Save the file (under a new name, preferably!) and run xml2bin.sh to convert it back to tplink .bin format. Restore this config to your router, and you should find traffic directed to UDP port 500 cannot pass. This should block some VPNs. I have not yet tested it vs my son's mobile so cannot guarantee that this will block all VPNs but at least it's a start to be able to add custom firewall rules. It doesn't block access to my work VPN, incidentally.
I tested my rule-writing first by blocking a known website address (using dest_ip=the address, with port=443 and proto=tcp).

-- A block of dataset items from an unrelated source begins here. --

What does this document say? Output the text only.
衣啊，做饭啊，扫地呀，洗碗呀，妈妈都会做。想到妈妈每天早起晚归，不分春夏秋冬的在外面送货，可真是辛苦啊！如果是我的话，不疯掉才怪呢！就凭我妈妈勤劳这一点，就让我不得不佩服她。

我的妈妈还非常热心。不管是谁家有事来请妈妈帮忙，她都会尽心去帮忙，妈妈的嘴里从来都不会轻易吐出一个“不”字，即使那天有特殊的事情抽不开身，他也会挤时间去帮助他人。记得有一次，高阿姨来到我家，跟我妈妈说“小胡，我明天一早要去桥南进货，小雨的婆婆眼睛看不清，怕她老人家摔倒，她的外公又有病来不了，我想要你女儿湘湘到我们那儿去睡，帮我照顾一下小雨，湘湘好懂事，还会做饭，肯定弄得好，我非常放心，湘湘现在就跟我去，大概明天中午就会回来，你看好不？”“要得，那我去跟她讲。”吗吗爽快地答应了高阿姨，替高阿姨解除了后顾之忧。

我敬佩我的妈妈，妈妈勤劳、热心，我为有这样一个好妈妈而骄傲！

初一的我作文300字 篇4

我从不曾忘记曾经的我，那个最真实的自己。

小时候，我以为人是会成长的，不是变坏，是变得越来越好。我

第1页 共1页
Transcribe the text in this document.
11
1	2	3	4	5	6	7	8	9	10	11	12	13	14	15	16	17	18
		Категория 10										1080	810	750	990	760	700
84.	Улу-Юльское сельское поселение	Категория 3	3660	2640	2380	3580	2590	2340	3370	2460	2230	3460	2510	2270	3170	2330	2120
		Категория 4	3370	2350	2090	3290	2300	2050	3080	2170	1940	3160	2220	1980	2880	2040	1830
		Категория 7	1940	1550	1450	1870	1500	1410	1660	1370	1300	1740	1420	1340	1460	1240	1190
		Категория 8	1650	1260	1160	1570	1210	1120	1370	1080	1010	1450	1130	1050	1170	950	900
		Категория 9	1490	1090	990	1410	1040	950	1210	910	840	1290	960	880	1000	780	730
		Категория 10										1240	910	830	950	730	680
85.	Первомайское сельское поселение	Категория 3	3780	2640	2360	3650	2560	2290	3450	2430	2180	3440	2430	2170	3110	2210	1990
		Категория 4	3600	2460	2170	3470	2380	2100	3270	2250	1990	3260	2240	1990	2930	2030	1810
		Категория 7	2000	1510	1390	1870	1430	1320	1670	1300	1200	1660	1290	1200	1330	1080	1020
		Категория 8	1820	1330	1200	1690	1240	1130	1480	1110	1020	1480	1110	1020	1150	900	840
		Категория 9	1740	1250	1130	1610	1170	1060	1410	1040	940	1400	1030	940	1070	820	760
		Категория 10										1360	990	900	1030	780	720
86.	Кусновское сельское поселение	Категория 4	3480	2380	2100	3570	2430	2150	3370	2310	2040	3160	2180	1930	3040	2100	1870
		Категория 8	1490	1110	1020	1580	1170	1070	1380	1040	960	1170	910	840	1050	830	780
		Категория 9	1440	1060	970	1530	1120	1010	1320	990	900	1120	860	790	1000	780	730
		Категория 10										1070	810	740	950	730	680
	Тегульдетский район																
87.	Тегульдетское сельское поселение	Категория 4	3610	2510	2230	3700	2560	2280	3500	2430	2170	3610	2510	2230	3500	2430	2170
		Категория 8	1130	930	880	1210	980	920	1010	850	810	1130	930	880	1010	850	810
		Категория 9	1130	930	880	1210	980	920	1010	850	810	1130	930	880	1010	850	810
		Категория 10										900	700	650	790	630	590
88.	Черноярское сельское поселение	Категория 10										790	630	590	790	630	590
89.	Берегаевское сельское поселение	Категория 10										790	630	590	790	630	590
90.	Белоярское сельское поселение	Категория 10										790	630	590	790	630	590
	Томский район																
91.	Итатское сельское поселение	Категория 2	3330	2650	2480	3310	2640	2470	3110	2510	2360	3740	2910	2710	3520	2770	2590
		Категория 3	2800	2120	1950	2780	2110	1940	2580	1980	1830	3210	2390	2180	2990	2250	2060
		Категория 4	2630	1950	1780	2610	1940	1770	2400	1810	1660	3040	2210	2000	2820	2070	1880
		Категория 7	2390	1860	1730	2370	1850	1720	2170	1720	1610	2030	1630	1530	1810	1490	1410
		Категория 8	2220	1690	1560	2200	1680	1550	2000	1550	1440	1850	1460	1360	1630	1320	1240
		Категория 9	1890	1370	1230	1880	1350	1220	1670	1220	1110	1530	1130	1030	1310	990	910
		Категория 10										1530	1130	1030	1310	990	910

An older version of the OpenWrt firewall manual, is here: https://oldwiki.archive.openwrt.org/doc/uci/firewall#rules - this is more likely to be applicable to the old software on the AC2300
It is entirely possible that you could brick your router if you mess this up. It's not difficult though - just follow the Github project instructions very carefully!